İnsanlar bu saatte hizmet yarışına giriyorlar. Çocuklar, gençler sofra seriyor, zemzem ve hurma dağıtıyorlar.

Kâbe’de rızık, sahibinin peşinde koşuyor

Mısırlı mühendis Saad, İftar arkadaşımız.

İftar saatinde Kâbe bir farklı iklime bürünüyor. Gün boyu Kur’ân tilâvetlerinin duyulduğu salonlarda, iftara doğru sofraların serilmesi, zemzemlerin dağıtılması, baş yemek hurmaların dağıtılması ve ezanı beklemek.

Mısırlı Saad’la epeyce bir sohbet ettik… Doğrusu burada kiminle görüşseniz, Türkiyeli olduğunuz anlaşıldığında, hemen bir beklenti hâli kendini gösteriyor. Türkiye’den çok şeyler bekleniyor.
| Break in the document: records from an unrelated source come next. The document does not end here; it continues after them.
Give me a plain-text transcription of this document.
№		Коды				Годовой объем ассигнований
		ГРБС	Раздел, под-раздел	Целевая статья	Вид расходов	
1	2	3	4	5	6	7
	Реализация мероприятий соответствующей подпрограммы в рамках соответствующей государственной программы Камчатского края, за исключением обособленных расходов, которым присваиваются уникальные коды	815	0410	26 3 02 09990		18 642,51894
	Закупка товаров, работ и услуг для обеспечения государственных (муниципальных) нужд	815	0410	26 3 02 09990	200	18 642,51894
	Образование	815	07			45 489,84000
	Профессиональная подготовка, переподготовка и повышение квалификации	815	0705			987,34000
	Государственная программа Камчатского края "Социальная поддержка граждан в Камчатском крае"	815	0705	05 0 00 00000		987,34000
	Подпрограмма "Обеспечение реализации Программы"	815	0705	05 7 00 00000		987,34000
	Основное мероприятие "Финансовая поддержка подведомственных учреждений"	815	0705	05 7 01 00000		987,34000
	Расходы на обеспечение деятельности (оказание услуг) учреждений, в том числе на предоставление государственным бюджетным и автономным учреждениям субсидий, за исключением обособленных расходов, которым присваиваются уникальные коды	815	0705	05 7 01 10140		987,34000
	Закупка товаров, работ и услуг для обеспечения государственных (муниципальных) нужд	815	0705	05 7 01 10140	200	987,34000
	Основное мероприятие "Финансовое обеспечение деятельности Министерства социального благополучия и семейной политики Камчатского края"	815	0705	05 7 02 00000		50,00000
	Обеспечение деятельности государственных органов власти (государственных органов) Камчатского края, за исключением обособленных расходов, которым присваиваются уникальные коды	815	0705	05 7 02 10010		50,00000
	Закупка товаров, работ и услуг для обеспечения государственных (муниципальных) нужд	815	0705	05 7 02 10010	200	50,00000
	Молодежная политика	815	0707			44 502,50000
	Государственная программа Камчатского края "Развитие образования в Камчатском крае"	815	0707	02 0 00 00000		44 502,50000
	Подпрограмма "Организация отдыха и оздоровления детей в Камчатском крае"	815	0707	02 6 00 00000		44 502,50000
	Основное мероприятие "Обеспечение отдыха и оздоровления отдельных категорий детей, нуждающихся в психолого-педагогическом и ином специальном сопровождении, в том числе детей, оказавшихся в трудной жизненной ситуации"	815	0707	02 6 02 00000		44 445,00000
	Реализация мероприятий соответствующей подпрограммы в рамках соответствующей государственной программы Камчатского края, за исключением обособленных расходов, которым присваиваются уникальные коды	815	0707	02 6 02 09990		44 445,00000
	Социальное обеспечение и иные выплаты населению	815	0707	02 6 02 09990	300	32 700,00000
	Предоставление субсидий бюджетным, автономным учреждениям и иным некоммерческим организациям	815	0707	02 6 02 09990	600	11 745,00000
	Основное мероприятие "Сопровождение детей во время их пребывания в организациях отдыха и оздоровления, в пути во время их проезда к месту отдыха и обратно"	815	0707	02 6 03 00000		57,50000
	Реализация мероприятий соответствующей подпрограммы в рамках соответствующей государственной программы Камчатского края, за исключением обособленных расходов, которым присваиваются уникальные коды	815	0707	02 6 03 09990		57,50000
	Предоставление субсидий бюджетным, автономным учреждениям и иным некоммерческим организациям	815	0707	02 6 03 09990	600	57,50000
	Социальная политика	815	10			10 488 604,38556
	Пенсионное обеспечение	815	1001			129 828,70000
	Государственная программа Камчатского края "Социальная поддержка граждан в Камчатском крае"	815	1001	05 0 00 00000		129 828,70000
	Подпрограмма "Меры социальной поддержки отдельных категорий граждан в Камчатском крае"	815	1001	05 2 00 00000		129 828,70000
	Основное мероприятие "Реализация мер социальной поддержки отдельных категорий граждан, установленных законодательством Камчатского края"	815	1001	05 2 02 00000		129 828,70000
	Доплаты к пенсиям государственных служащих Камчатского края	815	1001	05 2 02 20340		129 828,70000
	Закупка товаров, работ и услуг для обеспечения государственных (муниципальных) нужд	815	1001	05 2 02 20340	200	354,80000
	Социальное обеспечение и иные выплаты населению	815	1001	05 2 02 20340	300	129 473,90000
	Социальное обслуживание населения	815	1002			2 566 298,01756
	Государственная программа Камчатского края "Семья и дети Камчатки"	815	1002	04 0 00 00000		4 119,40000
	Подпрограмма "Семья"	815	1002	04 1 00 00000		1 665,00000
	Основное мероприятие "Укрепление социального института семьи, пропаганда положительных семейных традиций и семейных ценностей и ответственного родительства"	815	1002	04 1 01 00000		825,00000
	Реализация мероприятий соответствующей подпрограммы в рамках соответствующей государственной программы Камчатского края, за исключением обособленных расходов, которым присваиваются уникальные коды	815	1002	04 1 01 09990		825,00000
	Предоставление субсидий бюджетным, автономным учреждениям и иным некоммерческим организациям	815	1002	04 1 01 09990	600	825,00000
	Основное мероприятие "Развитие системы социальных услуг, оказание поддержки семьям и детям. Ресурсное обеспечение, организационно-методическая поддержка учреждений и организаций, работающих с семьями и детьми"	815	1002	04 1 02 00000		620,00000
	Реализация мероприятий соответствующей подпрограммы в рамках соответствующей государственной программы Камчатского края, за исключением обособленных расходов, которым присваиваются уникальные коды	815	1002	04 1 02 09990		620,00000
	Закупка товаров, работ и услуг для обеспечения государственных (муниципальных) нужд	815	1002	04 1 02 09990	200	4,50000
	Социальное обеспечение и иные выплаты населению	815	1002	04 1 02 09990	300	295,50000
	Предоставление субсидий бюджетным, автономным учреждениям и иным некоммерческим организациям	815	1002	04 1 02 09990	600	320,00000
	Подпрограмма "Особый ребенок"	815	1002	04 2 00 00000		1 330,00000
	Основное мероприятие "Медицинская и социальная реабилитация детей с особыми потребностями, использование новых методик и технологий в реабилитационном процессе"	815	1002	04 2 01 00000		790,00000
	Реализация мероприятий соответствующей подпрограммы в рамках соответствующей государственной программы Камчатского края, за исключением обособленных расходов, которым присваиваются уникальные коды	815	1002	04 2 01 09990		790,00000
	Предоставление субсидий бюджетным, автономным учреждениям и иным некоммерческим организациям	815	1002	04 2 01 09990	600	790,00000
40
Saad’ı gözlemledim, iftar saatinde hiç kıpırdamadı. Ayağa kalkıp, dağıtılan hurmalardan bile almadı. Ama bizzat kendi sofrasına hurmalar geldi, zemzemler geldi. Yani düşünebiliyor musunuz, ciddî kilolar taşıyan ve karın bölgesi geniş insanlar bile burada üç, beş hurma ile doyuyorlar. Bunu bizzat tecrübe etmeseydim, inanmak zor olacaktı. Hurma ve zemzem bereket demek, maddî ve manevî doymak demek.

Hotellerdeki iftar programları öncesinde sohbetler yapılıyor. Kur’ân tilâvetleri dinleniyor. Kâbe’de de Arapça sohbet yapılıyor.

Ve Kâbe’de bir anda milyonları bulan insan iftar yapıyor. Hiçbir aksama ve düzensizlik de yok. Her şey saat gibi işliyor. Her bölümün sakinleri adeta belirli. Çalışanları belirli. İftar sonrası ortamın toparlanması ise an meselesi. On dakika içinde işler tamam. Kirlenme, dağınıklık yok.

Kâbe’deyseniz mesele yok. Aç kalmak yok. Rızık endişesi yok. Adeta rızık burada insanının, sahibinin peşinde koşuyor.

Kâbe’de herkes toplamanın değil, dağıtmanın, vermenin hazzını yaşıyor. Tabiî dışarıda toplayanlar da yok değil.

Benzer konuda makaleler:

İlk yorum yapan olun

Makale hakkında düşüncelerinizi paylaşın...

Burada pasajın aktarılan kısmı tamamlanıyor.